The infamous Soviet labor camps are described by one word - GULag - an acronym for Chief Administration of Corrective Labor Camps and Colonies.
Steven A. Barnes, Assistant Professor in the Department of History and Art History at Virginia's George Mason University is the researcher and the Book is The Gulag's Foundation in Kazakhstan.
Wisely, Barnes has moved his book into public think tanks, such as the Woodrow Wilson Center, so its contents won't become dusty on University book shelves. His revelations challenge accepted dogma, his research combats propaganda, and his history illuminates a black time. A closed record opens to more inspection.
Note: The following is this reporter's record of Steven Barnes' talk at the Woodrow Wilson Center for Scholars, Washington DC., May 19, 2011, Death and Redemption: The Shaping of the Gulag System and Soviet Society.

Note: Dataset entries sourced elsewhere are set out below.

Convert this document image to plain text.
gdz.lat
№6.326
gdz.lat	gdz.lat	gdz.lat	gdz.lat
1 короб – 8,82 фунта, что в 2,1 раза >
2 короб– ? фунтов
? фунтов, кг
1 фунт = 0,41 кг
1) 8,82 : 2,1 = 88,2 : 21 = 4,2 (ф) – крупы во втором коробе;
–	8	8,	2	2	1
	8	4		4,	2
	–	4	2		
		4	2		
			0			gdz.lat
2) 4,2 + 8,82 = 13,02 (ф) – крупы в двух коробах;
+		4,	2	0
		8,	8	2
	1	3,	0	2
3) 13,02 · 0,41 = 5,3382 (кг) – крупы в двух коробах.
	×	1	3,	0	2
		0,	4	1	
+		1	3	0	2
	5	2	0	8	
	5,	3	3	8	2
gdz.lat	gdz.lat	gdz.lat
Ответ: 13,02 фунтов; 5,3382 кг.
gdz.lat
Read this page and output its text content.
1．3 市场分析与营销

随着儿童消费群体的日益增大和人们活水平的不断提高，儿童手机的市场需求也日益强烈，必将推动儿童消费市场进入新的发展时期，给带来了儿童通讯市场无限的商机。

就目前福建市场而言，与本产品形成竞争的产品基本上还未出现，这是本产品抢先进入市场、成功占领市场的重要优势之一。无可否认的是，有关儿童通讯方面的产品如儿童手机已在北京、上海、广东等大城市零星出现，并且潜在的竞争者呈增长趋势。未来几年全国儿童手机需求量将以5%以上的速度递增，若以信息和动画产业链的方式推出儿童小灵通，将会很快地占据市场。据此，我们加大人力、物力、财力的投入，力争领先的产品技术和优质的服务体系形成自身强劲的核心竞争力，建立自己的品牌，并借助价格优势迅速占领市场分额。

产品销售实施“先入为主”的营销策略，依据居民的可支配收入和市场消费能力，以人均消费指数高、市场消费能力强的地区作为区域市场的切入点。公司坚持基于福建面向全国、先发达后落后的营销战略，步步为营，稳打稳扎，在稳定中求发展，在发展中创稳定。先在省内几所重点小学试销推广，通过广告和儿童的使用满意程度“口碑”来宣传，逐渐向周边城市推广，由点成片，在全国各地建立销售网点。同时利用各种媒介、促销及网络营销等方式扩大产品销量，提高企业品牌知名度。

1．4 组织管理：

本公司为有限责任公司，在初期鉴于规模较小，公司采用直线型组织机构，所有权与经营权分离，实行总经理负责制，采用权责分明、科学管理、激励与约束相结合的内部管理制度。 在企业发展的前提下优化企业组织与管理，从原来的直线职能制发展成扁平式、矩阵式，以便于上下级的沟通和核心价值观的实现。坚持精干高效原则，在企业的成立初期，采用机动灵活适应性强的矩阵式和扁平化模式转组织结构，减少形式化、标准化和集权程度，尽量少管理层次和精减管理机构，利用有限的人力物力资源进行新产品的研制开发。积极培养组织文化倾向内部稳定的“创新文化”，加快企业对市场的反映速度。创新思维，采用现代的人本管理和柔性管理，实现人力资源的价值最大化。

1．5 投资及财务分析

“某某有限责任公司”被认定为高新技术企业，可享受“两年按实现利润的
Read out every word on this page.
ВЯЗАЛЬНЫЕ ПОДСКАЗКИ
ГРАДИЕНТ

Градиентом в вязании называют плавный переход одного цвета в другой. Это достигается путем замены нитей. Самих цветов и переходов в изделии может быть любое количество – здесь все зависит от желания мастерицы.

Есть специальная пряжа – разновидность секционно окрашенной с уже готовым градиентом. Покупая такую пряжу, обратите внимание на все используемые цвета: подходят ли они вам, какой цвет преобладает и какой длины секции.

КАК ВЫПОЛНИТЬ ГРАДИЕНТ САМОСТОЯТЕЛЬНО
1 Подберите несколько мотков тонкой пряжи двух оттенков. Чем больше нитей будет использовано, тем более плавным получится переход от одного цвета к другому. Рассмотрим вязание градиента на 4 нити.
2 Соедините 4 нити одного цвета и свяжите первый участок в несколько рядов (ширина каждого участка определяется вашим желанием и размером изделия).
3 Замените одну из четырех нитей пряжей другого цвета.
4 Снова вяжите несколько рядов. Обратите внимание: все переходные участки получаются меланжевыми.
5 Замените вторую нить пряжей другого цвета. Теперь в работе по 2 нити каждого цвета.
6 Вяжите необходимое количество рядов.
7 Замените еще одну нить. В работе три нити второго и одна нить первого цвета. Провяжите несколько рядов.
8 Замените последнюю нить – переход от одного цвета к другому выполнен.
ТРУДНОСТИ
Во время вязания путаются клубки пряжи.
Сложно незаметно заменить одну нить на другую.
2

The camps were not conceived as producers of death. All types of prisoners, politically incorrect, socially unfit and criminally attached mixed in the same camps. The criminal elements developed their own sub-culture.
Barnes research shows 18 million prisoners passed through the GULag, with 5.2 million incarcerated at its peak. However, the camps weren't designed to kill or destroy; they were the last opportunity for the 'enemies of the state' to become rehabilitated. About 20 percent of the prisoners returned home each year, with releases reaching 0.5 million in some years. Although high, the total of those who died is far below estimates; Barnes statistics show about 1.6 million died in the principal thirty years of camp existences. Rather than being just 'work to death' penal institutions, the camps had cultural activities, correction programs and their own economic organization. Prisoners shaped their own society.
The Soviets believed their society was moving the world to the end of history. Similar to the German dictum "Arbeit Macht Frei' (Work Makes Free), Soviet vision equated strong labor with ultimate freedom. The camps were one of many historical responses to the nation's conditions, to the need to industrialize a rural population, to destroy opposition which prevented the forward march, and to remove those who blocked the vision of struggle and suffering.
Meticulous files were actually kept on each prisoner and these files were periodically reviewed to ascertain who had repented and could be released. In effect, the prisoner guided his/her own destiny. Work would either reshape the individual or prove the individual's incapability to assume a proper place in society. Life is a battle against nature, and only those who cooperate and fight valiantly in the battle will survive.